The race in the code is because the handle might update
its state to the wrong state if the connection handling
thread is still processing incoming data; so the handle
needs to wait for the connection to finish up before
checking the final state.
The race in the test is because when waiting for a handle
to reach a final state, the waitFor() method needs to wait
until all handle state is updated (which also includes
waiting for the connection thread above to finish).

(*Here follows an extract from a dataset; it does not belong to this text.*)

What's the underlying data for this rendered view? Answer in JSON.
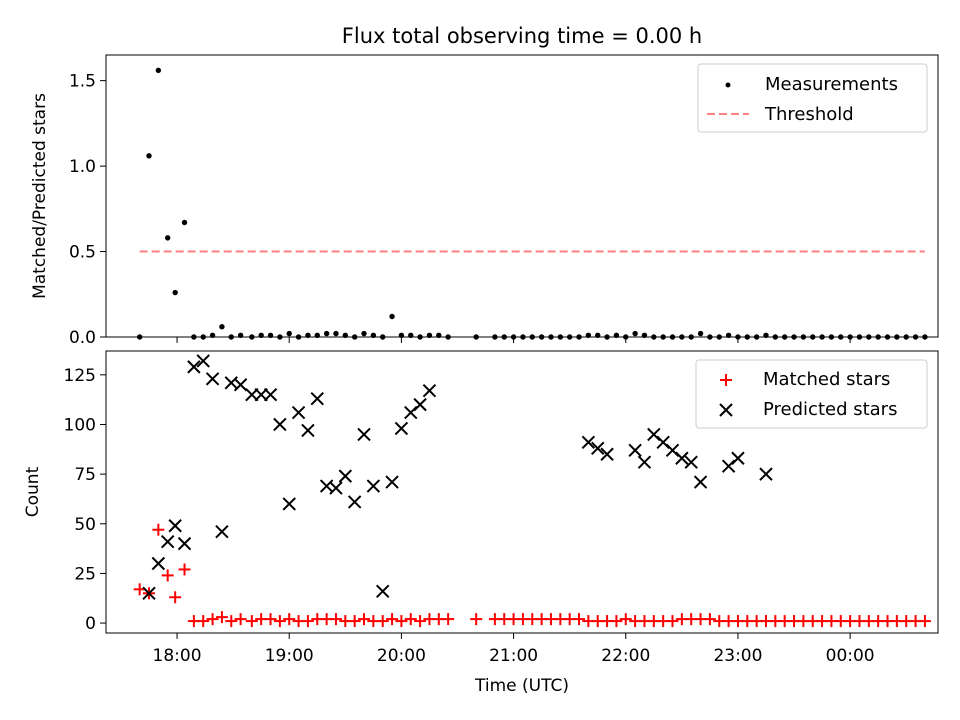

Otherwise, waitFor() may return too early, which would cause
a bunch of different races (like the listener not being yet
notified of the state change, or being in the middle of
being notified, or the handle not being properly disposed
and causing postChecks() to assert).
On top of that I found, by code inspection, a couple of
potential races that could make a handle end up in the
wrong state when being killed.
The original version of this fix introduced the flipped
version of the first race described above; the connection
closing might override the handle state before the
handle might have a chance to do cleanup. The fix there
is to only dispose of the handle from the connection
when there is an error, and let the handle dispose
itself in the normal case.
The fix also caused a bug in YarnClusterSuite to be surfaced;
the code was checking for a file in the classpath that was
not expected to be there in client mode. Because of the above
issues, the error was not propagating correctly and the (buggy)
test was incorrectly passing.
Tested by running the existing unit tests a lot (and not
seeing the errors I was seeing before).